In a proportional performance environment, you must have a shared access layer. This includes services such as CDN, Border Gateway Protocol (BGP), WAF, SLB, and Layer 4 and Layer 7 load balancing. This ensures the critical network access layer is identical to production, which helps in detecting issues. The capacity ratio of backend services should be at least 1/4 of the production environment. A ratio smaller than this can significantly reduce accuracy. It is recommended that you use the same configuration for the database. You can prepare the foundational data using the same method as for a new production environment. You must ensure that the business data volume covers at least six months and that data integrity is maintained.

Production environment

There are two main ways to handle foundational data in a production environment. The first method requires no changes to the database. You can run tests using test accounts in the base tables, which must also have complete and relevant data. After testing, you must purge the generated transaction data. You can do this with a fixed SQL script or through the system interface. The second method is to tag the stress testing traffic, for example, with a custom header. The system then identifies and propagates this tag during business processing, which includes asynchronous messages and middleware. The data is ultimately written to a shadow table or a shadow database. Additionally, you should conduct stress tests in the production environment during off-peak hours to avoid affecting live business operations. For either method, you can deploy a dedicated cluster for stress testing to further minimize the impact on production services.

In cloud environments, the proportional performance approach is recommended. You can quickly scale out during stress testing for sufficient compute resources, then scale in afterward to reduce costs.

Build performance test scenarios

Before running a performance test, create test scripts and prepare the corresponding input parameter files to simulate actual request traces and business load as closely as possible. To ensure scripts reflect real user behavior and cover all interfaces, record user actions from a browser or client. These recordings are automatically converted into stress testing scripts. Both the open-source JMeter tool and Alibaba Cloud PTS provide script recording capabilities to help you build test scripts efficiently.

Run the performance test and analyze the results

After you create the test scripts and input parameter files, run the test with a performance testing tool according to your design. Monitor the request success rate, response time, and service throughput during the test. A significant inflection point in the metrics, such as a sharp drop in success rate or throughput or a sharp increase in response time, indicates a performance bottleneck. Use resource monitoring and application monitoring to locate the bottleneck and perform elastic scaling as needed. After optimization, rerun the test to validate the scaling effect.

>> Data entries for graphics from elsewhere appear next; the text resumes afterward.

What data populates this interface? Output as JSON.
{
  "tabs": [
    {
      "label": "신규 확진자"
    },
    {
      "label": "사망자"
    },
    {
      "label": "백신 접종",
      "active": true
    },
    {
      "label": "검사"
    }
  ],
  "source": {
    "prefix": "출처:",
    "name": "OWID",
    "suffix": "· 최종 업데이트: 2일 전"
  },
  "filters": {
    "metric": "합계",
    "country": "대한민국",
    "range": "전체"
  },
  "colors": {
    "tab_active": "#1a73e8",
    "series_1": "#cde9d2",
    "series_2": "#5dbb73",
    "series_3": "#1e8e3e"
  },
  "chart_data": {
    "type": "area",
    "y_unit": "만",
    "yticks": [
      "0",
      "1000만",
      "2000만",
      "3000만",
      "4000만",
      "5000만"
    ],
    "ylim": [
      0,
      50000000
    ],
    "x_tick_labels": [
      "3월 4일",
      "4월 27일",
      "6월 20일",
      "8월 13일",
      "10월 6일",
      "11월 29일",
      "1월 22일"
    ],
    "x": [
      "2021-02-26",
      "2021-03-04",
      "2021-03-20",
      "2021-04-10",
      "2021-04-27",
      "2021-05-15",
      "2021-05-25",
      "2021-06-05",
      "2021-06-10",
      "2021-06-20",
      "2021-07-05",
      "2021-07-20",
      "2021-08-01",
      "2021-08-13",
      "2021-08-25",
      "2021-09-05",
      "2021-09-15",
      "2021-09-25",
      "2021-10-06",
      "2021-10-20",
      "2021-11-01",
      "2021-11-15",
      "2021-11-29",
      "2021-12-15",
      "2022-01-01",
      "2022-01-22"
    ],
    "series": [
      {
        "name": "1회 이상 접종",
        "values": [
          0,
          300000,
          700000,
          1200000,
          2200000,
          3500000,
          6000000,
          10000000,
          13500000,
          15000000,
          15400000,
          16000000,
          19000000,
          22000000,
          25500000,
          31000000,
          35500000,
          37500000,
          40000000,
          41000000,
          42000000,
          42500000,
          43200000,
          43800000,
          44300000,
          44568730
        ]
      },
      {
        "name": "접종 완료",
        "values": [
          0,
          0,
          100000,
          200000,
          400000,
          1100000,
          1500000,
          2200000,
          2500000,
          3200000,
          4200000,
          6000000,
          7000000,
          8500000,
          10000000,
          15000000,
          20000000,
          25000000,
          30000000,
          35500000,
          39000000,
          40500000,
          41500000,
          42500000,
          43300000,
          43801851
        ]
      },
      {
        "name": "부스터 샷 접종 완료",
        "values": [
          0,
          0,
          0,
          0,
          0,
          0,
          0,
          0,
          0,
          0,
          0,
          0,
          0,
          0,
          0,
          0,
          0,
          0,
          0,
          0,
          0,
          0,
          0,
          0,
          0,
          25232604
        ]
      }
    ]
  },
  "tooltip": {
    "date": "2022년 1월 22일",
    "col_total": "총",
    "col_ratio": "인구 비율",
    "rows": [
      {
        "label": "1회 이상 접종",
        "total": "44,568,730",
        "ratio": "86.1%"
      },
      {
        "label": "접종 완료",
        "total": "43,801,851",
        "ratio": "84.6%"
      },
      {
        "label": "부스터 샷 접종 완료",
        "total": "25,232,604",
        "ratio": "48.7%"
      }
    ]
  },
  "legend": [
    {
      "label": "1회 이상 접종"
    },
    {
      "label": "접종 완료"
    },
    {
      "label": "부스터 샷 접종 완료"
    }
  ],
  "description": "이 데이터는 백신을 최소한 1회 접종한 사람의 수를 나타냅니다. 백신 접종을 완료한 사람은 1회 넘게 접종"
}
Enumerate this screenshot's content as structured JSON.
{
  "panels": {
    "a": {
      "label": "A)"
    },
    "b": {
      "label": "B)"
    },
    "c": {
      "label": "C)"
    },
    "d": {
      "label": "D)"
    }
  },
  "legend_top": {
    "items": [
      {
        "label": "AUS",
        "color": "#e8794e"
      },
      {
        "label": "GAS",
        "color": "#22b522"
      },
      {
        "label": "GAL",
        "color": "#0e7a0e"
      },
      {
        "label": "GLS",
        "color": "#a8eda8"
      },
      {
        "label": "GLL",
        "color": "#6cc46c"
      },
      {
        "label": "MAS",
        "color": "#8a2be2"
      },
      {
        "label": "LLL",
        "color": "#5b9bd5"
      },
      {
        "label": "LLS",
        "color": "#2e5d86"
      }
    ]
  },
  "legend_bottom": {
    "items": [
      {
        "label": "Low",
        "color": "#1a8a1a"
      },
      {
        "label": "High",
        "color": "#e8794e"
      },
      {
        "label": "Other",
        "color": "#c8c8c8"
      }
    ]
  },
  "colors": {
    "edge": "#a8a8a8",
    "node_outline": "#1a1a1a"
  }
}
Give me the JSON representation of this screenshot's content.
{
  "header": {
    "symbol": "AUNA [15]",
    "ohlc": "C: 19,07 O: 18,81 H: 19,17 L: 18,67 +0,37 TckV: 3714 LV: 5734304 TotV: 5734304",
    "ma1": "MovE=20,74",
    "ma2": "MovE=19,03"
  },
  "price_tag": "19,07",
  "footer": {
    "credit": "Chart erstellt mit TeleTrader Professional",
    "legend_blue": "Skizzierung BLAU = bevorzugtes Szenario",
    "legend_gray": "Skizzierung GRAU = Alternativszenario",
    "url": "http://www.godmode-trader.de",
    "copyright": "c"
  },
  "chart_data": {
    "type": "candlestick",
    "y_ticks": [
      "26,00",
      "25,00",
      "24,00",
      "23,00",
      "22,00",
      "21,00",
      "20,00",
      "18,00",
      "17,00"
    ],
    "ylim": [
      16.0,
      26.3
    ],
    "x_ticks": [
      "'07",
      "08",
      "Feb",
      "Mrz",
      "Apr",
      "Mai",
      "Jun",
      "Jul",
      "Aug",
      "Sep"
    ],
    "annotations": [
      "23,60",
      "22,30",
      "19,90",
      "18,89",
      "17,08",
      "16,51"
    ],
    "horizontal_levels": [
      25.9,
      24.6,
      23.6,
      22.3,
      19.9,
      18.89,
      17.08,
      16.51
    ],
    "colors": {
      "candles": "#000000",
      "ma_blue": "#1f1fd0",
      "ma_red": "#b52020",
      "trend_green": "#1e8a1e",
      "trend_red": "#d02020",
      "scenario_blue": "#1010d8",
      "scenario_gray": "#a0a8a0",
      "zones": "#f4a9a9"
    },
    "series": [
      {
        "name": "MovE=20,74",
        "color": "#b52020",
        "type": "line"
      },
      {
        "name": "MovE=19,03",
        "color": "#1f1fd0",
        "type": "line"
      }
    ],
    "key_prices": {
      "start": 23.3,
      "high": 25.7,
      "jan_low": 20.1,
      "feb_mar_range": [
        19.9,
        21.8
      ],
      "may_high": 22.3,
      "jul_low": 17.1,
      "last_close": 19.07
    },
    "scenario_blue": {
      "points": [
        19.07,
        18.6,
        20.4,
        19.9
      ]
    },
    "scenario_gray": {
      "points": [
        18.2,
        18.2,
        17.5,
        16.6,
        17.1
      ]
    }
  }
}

Conduct continuous testing to prevent performance degradation

After the performance test passes, run regression tests regularly and compare results against the performance baseline to prevent degradation during continuous iteration. Align the testing frequency with your agile development cycle, typically every one to two weeks. If you detect significant performance degradation, promptly roll back the system version and use performance monitoring to investigate the bottleneck.